Search, Search, And More Search

Search, search, search. I find I never tire of reading about search, but I also find the media never gets tired of writing about it, which I am now guilty of as well.

Search has been top-of-mind as of late with all the Google news. Google takes on the government in an issue over privacy. Google is on the cover of Time magazine. Google stock takes a minor nosedive due to major profits not being as high as Wall Street speculated. Google's starting to sell advertising on the space shuttle (OK, I made that one up.). With all the buzz around Google, we tend to forget there are lots of other things happening in search that will affect the daily life of the average consumer, so why don't we chat about that for a minute.

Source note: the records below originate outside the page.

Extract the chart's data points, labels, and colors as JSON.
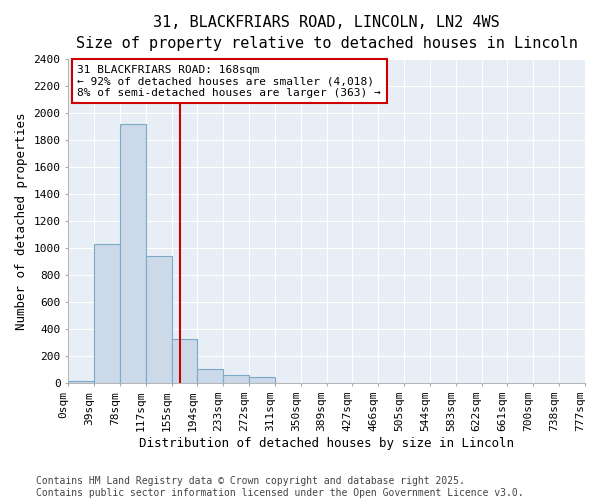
{
  "title_line1": "31, BLACKFRIARS ROAD, LINCOLN, LN2 4WS",
  "title_line2": "Size of property relative to detached houses in Lincoln",
  "xlabel": "Distribution of detached houses by size in Lincoln",
  "ylabel": "Number of detached properties",
  "bar_color": "#ccd9e8",
  "bar_edge_color": "#7aaac8",
  "background_color": "#e8eef5",
  "grid_color": "#ffffff",
  "fig_background": "#ffffff",
  "bins": [
    "0sqm",
    "39sqm",
    "78sqm",
    "117sqm",
    "155sqm",
    "194sqm",
    "233sqm",
    "272sqm",
    "311sqm",
    "350sqm",
    "389sqm",
    "427sqm",
    "466sqm",
    "505sqm",
    "544sqm",
    "583sqm",
    "622sqm",
    "661sqm",
    "700sqm",
    "738sqm",
    "777sqm"
  ],
  "bar_heights": [
    20,
    1030,
    1920,
    940,
    325,
    105,
    60,
    45,
    0,
    0,
    0,
    0,
    0,
    0,
    0,
    0,
    0,
    0,
    0,
    0
  ],
  "ylim": [
    0,
    2400
  ],
  "yticks": [
    0,
    200,
    400,
    600,
    800,
    1000,
    1200,
    1400,
    1600,
    1800,
    2000,
    2200,
    2400
  ],
  "vline_color": "#cc0000",
  "annotation_text": "31 BLACKFRIARS ROAD: 168sqm\n← 92% of detached houses are smaller (4,018)\n8% of semi-detached houses are larger (363) →",
  "annotation_box_color": "#cc0000",
  "footnote": "Contains HM Land Registry data © Crown copyright and database right 2025.\nContains public sector information licensed under the Open Government Licence v3.0.",
  "title_fontsize": 11,
  "subtitle_fontsize": 10,
  "axis_label_fontsize": 9,
  "tick_fontsize": 8,
  "footnote_fontsize": 7
}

What about true video search? The big boys (Google and Yahoo) have their solutions for video search, but it seems their methodologies are slightly flawed and that more and more technologies are popping up everyday to solve the problem. There are two I've seen in the last few weeks that I wanted to point out and get your thoughts on:



Truveo: These guys have a great tool for searching video off the Web. I did some searches for the kinds of things I wanted to see and compared that with what I found on Google search and Yahoo search, and the numbers were telling. With Truveo I did a search for "pearl jam" (go figure) and I came up with 113 results that were spot-on. Each was a video from various music sites or newscasts, and each page brought more content for me to view, most of which was high quality content. On Google video I did the same search and found 124 results of varying quality. There were lots of videos from handi-cams and cellphones, and most of those came in the last few weeks (when I did this search a month ago, I came back with about 10 results). The Yahoo search on the topic brought back 135 results, also of varying quality--but more were entirely watchable than what I found on Google. All in all, the volume of searches was similar and the quality on Truveo and Yahoo was similar--but the profound point was that every one of you has heard of Yahoo, but how many of you have heard of Truveo? If they are under the radar now, they won't be for much longer. Their technology seems to be too good!

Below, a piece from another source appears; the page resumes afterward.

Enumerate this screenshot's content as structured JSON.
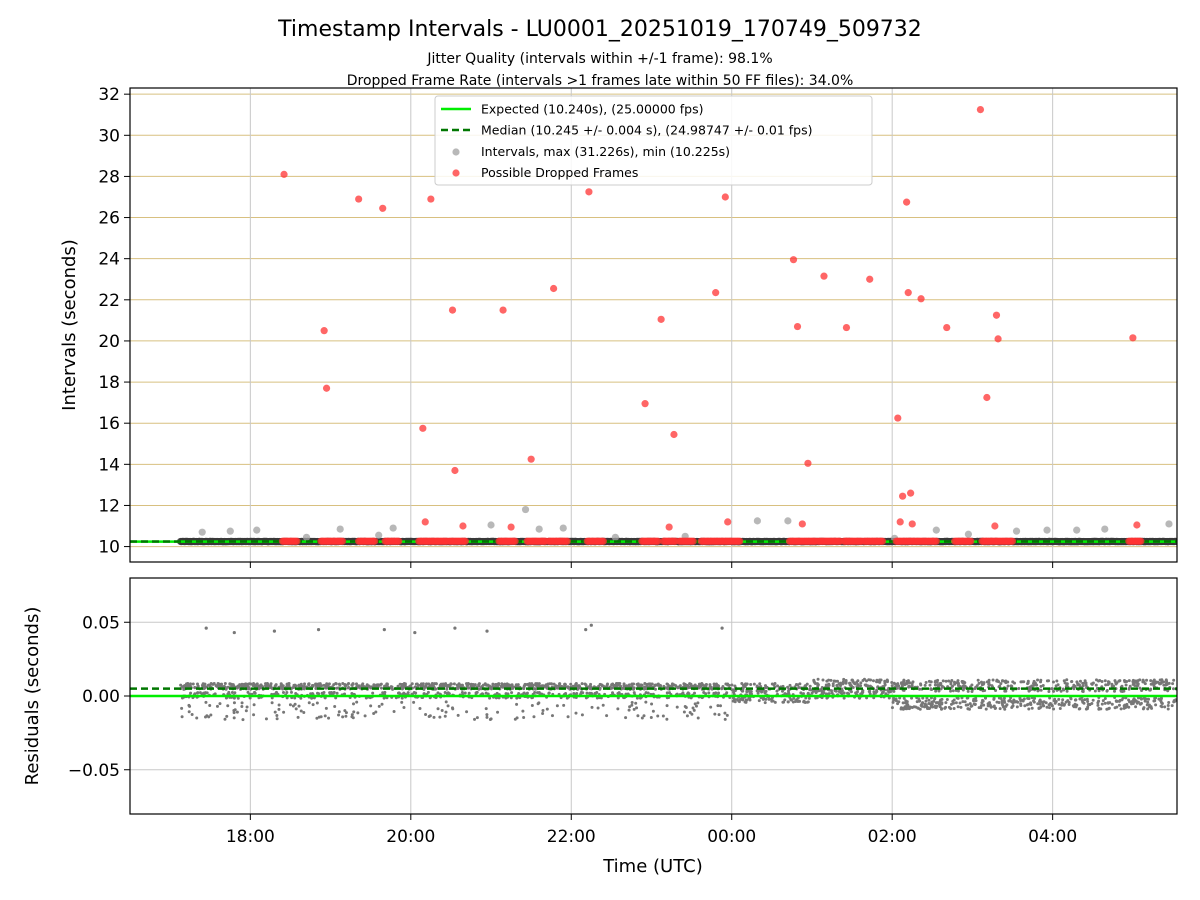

The other technology that i wanted to point out is called Riya. I heard about these guys and checked out the site, which is in beta right now, and what they promise seems to be very cool and very valuable. They profess to be offering a technology for face recognition that will auto-tag your photos so they can be searched through an album.

This would be extremely valuable in indexing my personal photos--but just imagine the implications if I could use the same technology in video search? If videos can be auto-tagged based on face or image recognition, then video search takes off through the roof! Imagine searching a set of auto-tagged photos and videos for specific people and places? The boundaries are limitless because you remove the human component from the equation. Fun stuff if you get excited about technology, which I obviously do.

The final chapter for search is nowhere near to being written. Think about the implications of search when it goes off the desktop and into the dashboard of your car, etc. That is when things get really interesting and that is when all bets are off. That's what probably keeps the folks at Google up at night, don'tcha think?